Et le côté le plus effroyable de tout cela, c’est la solitude dans laquelle je me trouve. Qui soupçonnerait jamais que je suis la proie d’une obsession pareille, en me voyant assis comme je le suis en ce moment dans une banale bow-window anglaise en train de regarder une non moins banale rue anglaise avec ses omnibus bariolés et ses policemen indolents ; et pourtant, derrière moi se dresse une ombre effroyable, en désaccord complet avec l’époque et le milieu où je vis. Au milieu même de cette maison de science, je suis terrassé et terrassé par une puissance dont la science ne connaît rien. Aucun magistrat ne consentirait à m’entendre. Aucun journal n’entreprendrait de discuter mon cas. Aucun médecin n’ajouterait foi à mes déclarations. Mes amis les plus intimes ne verraient en ce qui m’arrive qu’un symptôme de dérangement cérébral. Je suis condamné à me tenir à l’écart de tous mes semblables. Oh, cette femme diabolique !
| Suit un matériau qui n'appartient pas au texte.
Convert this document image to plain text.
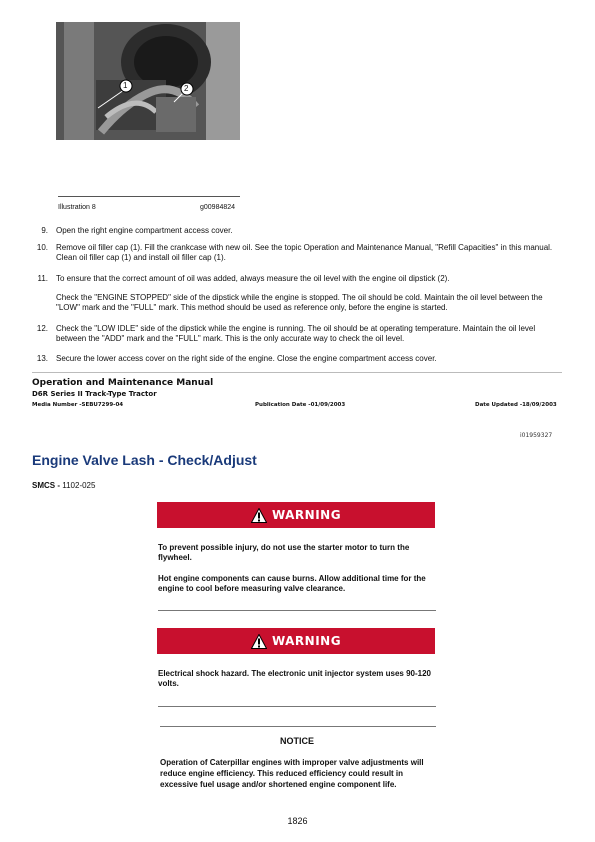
1	2
Illustration 8	g00984824
9. Open the right engine compartment access cover.
10. Remove oil filler cap (1). Fill the crankcase with new oil. See the topic Operation and Maintenance Manual, "Refill Capacities" in this manual. Clean oil filler cap (1) and install oil filler cap (1).
11. To ensure that the correct amount of oil was added, always measure the oil level with the engine oil dipstick (2).
Check the "ENGINE STOPPED" side of the dipstick while the engine is stopped. The oil should be cold. Maintain the oil level between the "LOW" mark and the "FULL" mark. This method should be used as reference only, before the engine is started.
12. Check the "LOW IDLE" side of the dipstick while the engine is running. The oil should be at operating temperature. Maintain the oil level between the "ADD" mark and the "FULL" mark. This is the only accurate way to check the oil level.
13. Secure the lower access cover on the right side of the engine. Close the engine compartment access cover.
Operation and Maintenance Manual
D6R Series II Track-Type Tractor
Media Number -SEBU7299-04	Publication Date -01/09/2003	Date Updated -18/09/2003
i01959327
Engine Valve Lash - Check/Adjust
SMCS - 1102-025
WARNING
To prevent possible injury, do not use the starter motor to turn the flywheel.
Hot engine components can cause burns. Allow additional time for the engine to cool before measuring valve clearance.
WARNING
Electrical shock hazard. The electronic unit injector system uses 90-120 volts.
NOTICE
Operation of Caterpillar engines with improper valve adjustments will reduce engine efficiency. This reduced efficiency could result in excessive fuel usage and/or shortened engine component life.
1826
Mais qu’elle se méfie ! Elle va peut-être me pousser à bout tout à fait. Quand on ne peut pas se faire rendre justice par les autres, il arrive qu’on se la rend soi-même.

Je l’ai rencontrée dans la grand’rue hier soir, et elle m’a parlé. C’est peut-être tant mieux pour elle que notre rencontre n’ait pas eu lieu entre les haies d’une route de campagne déserte. Elle m’a demandé avec son sourire glacial si je me tenais pour suffisamment châtié ainsi. Je n’ai pas daigné lui répondre.
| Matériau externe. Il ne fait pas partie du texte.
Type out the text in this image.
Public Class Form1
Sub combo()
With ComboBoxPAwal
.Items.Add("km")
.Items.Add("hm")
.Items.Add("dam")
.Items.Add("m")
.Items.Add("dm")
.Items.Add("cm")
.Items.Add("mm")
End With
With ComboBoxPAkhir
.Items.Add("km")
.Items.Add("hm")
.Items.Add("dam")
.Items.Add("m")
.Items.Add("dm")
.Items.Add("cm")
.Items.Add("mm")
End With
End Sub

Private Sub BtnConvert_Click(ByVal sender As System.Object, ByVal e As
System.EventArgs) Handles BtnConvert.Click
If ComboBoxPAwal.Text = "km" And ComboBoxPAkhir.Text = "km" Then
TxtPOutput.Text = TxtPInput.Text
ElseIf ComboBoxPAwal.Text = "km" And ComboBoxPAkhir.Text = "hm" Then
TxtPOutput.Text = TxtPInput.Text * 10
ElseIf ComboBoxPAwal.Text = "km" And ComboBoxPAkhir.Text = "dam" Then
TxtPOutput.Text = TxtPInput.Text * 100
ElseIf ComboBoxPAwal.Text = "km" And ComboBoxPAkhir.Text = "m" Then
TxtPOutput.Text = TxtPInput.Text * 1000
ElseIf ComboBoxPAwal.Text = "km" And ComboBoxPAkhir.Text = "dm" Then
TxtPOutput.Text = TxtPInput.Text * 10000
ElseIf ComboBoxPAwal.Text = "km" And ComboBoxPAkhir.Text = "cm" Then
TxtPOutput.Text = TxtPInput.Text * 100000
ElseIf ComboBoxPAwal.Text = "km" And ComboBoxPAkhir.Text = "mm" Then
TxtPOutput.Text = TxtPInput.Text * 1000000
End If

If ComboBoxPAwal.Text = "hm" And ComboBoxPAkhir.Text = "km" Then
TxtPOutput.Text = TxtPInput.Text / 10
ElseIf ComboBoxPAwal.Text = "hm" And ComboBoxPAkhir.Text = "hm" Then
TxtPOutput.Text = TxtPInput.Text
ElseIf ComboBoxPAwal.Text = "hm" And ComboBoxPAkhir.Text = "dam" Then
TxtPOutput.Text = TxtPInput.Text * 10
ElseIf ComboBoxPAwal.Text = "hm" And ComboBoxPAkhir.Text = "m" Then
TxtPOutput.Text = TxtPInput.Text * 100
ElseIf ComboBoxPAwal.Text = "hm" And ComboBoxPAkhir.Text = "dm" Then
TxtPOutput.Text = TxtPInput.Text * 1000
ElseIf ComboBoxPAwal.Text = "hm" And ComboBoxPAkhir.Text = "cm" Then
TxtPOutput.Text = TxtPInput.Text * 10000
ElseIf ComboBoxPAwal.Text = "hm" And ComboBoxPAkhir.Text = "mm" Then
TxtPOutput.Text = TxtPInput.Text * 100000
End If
— Il faudra que nous essayions de vous donner un nouveau tour de vis, — m’a-t-elle dit alors.

— Prenez garde, madame, prenez garde !

Je l’ai déjà tenue à ma merci une foi ; peut-être l’occasion s’en présentera-t-elle de nouveau.


28 Avril.

Ma révocation a eu également pour effet de lui ôter la possibilité de continuer à me tourmenter comme elle l’avait fait ces derniers temps, et il en résulte que je viens de jouir de deux bonnes journées de tranquillité.
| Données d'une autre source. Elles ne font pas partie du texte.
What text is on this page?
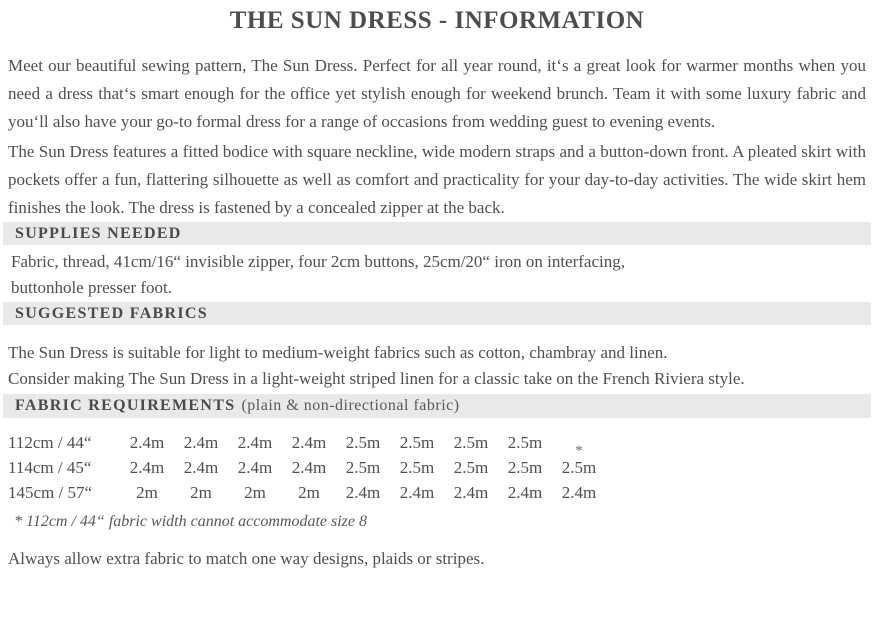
THE SUN DRESS - INFORMATION

Meet our beautiful sewing pattern, The Sun Dress. Perfect for all year round, it‘s a great look for warmer months when you need a dress that‘s smart enough for the office yet stylish enough for weekend brunch. Team it with some luxury fabric and you‘ll also have your go-to formal dress for a range of occasions from wedding guest to evening events.

The Sun Dress features a fitted bodice with square neckline, wide modern straps and a button-down front. A pleated skirt with pockets offer a fun, flattering silhouette as well as comfort and practicality for your day-to-day activities. The wide skirt hem finishes the look. The dress is fastened by a concealed zipper at the back.

SUPPLIES NEEDED
Fabric, thread, 41cm/16“ invisible zipper, four 2cm buttons, 25cm/20“ iron on interfacing,
buttonhole presser foot.
SUGGESTED FABRICS
The Sun Dress is suitable for light to medium-weight fabrics such as cotton, chambray and linen.
Consider making The Sun Dress in a light-weight striped linen for a classic take on the French Riviera style.
FABRIC REQUIREMENTS (plain & non-directional fabric)
112cm / 44“	2.4m	2.4m	2.4m	2.4m	2.5m	2.5m	2.5m	2.5m	*
114cm / 45“	2.4m	2.4m	2.4m	2.4m	2.5m	2.5m	2.5m	2.5m	2.5m
145cm / 57“	2m	2m	2m	2m	2.4m	2.4m	2.4m	2.4m	2.4m
* 112cm / 44“ fabric width cannot accommodate size 8
Always allow extra fabric to match one way designs, plaids or stripes.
Après tout, il n’y a pas lieu de désespérer. Je reçois de toute part des témoignages de sympathie, et tout le monde s’accorde à dire que c’est mon dévouement à la science et le caractère ardu de mes recherches qui ont ébranlé mon système nerveux. J’ai reçu un message fort aimable du conseil de l’Université, m’engageant à voyager à l’étranger et manifestant le ferme espoir de me voir en état de reprendre mes fonctions dès le début du trimestre d’été. On ne saurait imaginer rien de plus flatteur que les allusions qui y sont faites à ma carrière et aux services que j’ai rendus.